Par exemple, sur le plan matériel, nous ne pouvons plus nous contenter de faire plancher les adolescents sur le sujet « L’eau c’est la vie » dans le cadre d’un simple devoir de philosophie. Il vaudrait mieux que chacun y réfléchisse et en tienne compte, mais dès la prime enfance, et jusqu’à la fin de sa vie. Quand nous arriverons à dépasser la connaissance intellectuelle et aurons pris conscience de ce que représente l'eau pour notre vie (et "accessoirement" celle des autres), nous ne pourrons plus que nous abstenir de gaspiller l'eau et la polluer.

Autrement dit, observer ce qui existe sous l’angle de vérités conventionnelles, peut nous permettre de comprendre que l’existence est par définition interdépendante, ce qui en principe doit au moins nous amener à des conduites plus éthiques.

Tant qu’en dépit des avertissements des scientifiques, nous continuerons à croire que les océans existent en soi, nous continuerons à les polluer en toute insouciance. Tant que nous croirons que la faune et la flore existent en soi, nous continuerons à massacrer et dévaster.
En revanche, quand nous réaliserons que nous dépendons de la planète, que nous dépendons des réserves d’eau, que nous dépendons des abeilles et des plantes, nous devrions devenir plus respectueux de l’environnement, des autres êtres et aussi de nous-mêmes.
Par exemple, alors qu’il est évident que notre santé et notre vie dépendent étroitement de notre alimentation, nous achetons à prix fort des aliments qui sont de véritables poisons bourrés de mercure, de sucre, de graisse et d’OGM. Pourquoi ?
À un niveau superficiel, nous agissons ainsi par attachement au court terme, au plaisir immédiat, et aussi par égoïsme.
Si nous poursuivons notre enquête, nous allons découvrir qu'en amont, la source première de nos erreurs, et de leurs conséquences, est l'ignorance qui nous aveugle, nous empêchant de prendre conscience que nous sommes certes des « réalités » mais « conventionnelles », pas absolues, pas autosuffisantes.
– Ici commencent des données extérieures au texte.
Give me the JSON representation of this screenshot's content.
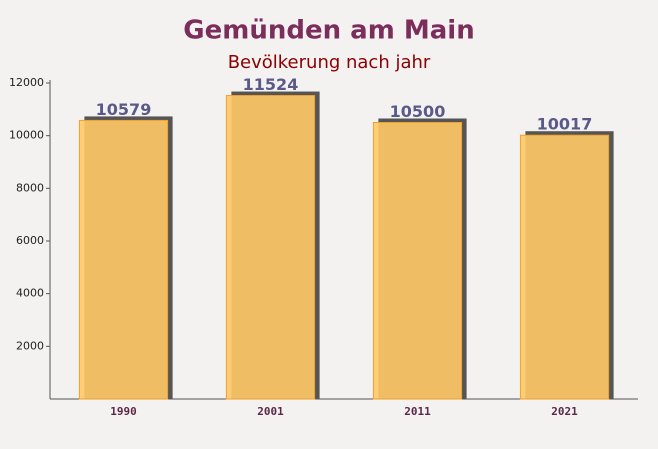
{
  "chart_data": {
    "type": "bar",
    "title": "Gemünden am Main",
    "subtitle": "Bevölkerung nach jahr",
    "categories": [
      "1990",
      "2001",
      "2011",
      "2021"
    ],
    "values": [
      10579,
      11524,
      10500,
      10017
    ],
    "color": "#ffc966",
    "ylim": [
      0,
      12000
    ],
    "yticks": [
      2000,
      4000,
      6000,
      8000,
      10000,
      12000
    ]
  }
}
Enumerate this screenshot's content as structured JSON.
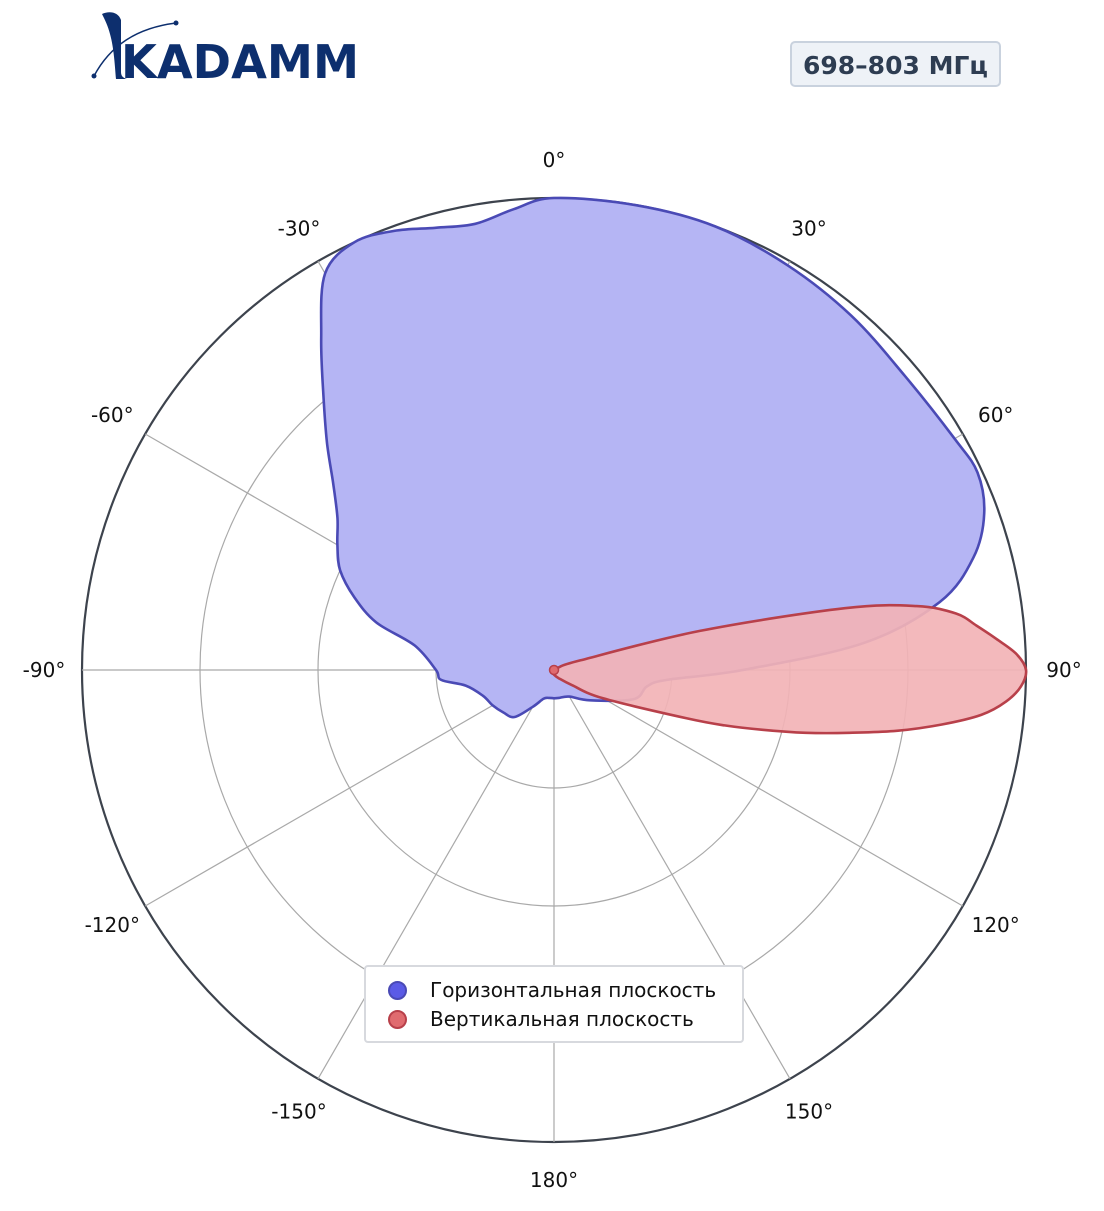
{
  "brand": {
    "name": "KADAMM",
    "color": "#0d2f6e"
  },
  "badge": {
    "text": "698–803 МГц"
  },
  "chart_data": {
    "type": "polar-area",
    "angle_direction": "clockwise",
    "angle_zero": "top",
    "angle_ticks": [
      "0°",
      "30°",
      "60°",
      "90°",
      "120°",
      "150°",
      "180°",
      "-150°",
      "-120°",
      "-90°",
      "-60°",
      "-30°"
    ],
    "radial_range": [
      0,
      1
    ],
    "radial_grid": [
      0.25,
      0.5,
      0.75,
      1.0
    ],
    "grid": true,
    "legend_placement": "lower-center",
    "series": [
      {
        "name": "Горизонтальная плоскость",
        "color": "#5b5be6",
        "fill": "#b5b5f4",
        "edge": "#4a4ab5",
        "angles": [
          0,
          10,
          20,
          30,
          40,
          50,
          60,
          65,
          70,
          75,
          80,
          85,
          90,
          95,
          100,
          110,
          130,
          150,
          170,
          180,
          -170,
          -160,
          -150,
          -140,
          -130,
          -120,
          -110,
          -100,
          -95,
          -90,
          -80,
          -75,
          -70,
          -65,
          -60,
          -55,
          -50,
          -45,
          -40,
          -35,
          -30,
          -25,
          -20,
          -15,
          -10,
          -5
        ],
        "values": [
          1.0,
          1.0,
          1.0,
          0.99,
          0.98,
          0.97,
          0.98,
          0.99,
          0.97,
          0.92,
          0.83,
          0.66,
          0.4,
          0.24,
          0.2,
          0.18,
          0.1,
          0.065,
          0.06,
          0.06,
          0.06,
          0.065,
          0.09,
          0.13,
          0.14,
          0.15,
          0.16,
          0.19,
          0.24,
          0.25,
          0.3,
          0.39,
          0.45,
          0.5,
          0.53,
          0.56,
          0.61,
          0.68,
          0.76,
          0.86,
          0.97,
          1.0,
          0.99,
          0.97,
          0.96,
          0.98
        ]
      },
      {
        "name": "Вертикальная плоскость",
        "color": "#e06b6f",
        "fill": "#f2b3b6",
        "edge": "#b8404a",
        "angles": [
          0,
          45,
          60,
          70,
          75,
          78,
          80,
          82,
          84,
          86,
          88,
          90,
          92,
          94,
          96,
          98,
          100,
          102,
          104,
          106,
          108,
          110,
          120,
          130,
          150,
          180,
          -150,
          -90,
          -30
        ],
        "values": [
          0.002,
          0.002,
          0.01,
          0.06,
          0.32,
          0.63,
          0.78,
          0.86,
          0.9,
          0.94,
          0.98,
          1.0,
          0.99,
          0.96,
          0.91,
          0.83,
          0.74,
          0.64,
          0.55,
          0.46,
          0.38,
          0.3,
          0.12,
          0.05,
          0.02,
          0.01,
          0.006,
          0.004,
          0.002
        ]
      }
    ]
  }
}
Loin d'être des entités indépendantes, capables de vivre isolément par nous-mêmes, nous sommes des réalités conventionnelles qui dépendent des autres réalités conventionnelles. Ce n'est pas un défaut, mais une manière d'être, et même la seule manière d'être : rien n'est absolu. Résignons-nous à cette évidence, et tirons-en des conclusions.
De toute façon, dans l'hypothèse où existerait quelque chose d'absolu, il serait isolé. Par définition, ce serait sans lien avec quoi que ce soit d'autre que lui. Ce qui signifie que cela ne pourrait être ni perçu, ni nommé, et ne pourrait pas avoir d'effet - faute de pouvoir entrer en interaction.

Comprendre la notion de vérité conventionnelle ne suffit pas pour obtenir la libération du samsara, mais cela y contribue.
Même si la vérité conventionnelle se cantonne au mode apparent des choses, mieux nous la comprendrons, mieux nous irons. Car sa compréhension nous permettrait de comprendre la causalité, les interactions, et comme nous l’avons déjà vu, cela nous mènerait à l’éthique. Or, l’éthique est nécessaire pour l’ordre public, la paix sociale, l’harmonie. Comme l'énonce Nagarjuna dans Le Ratnavali : De l'éthique procède le bonheur.

Une fois que nous aurons bien compris que toute vérité conventionnelle suppose un mode d'existence interdépendant, il nous suffira d'en déduire le vide de toute existence indépendante, et nous aurons compris la vacuité. Nous aurons alors obtenu notre sésame pour la cité de la libération !

1 commentaire:

  1. Merci pour ce plaidoyer implacable...qui devrait être en partie publier largement dans la presse pour ouvrir les esprits...et les coeurs.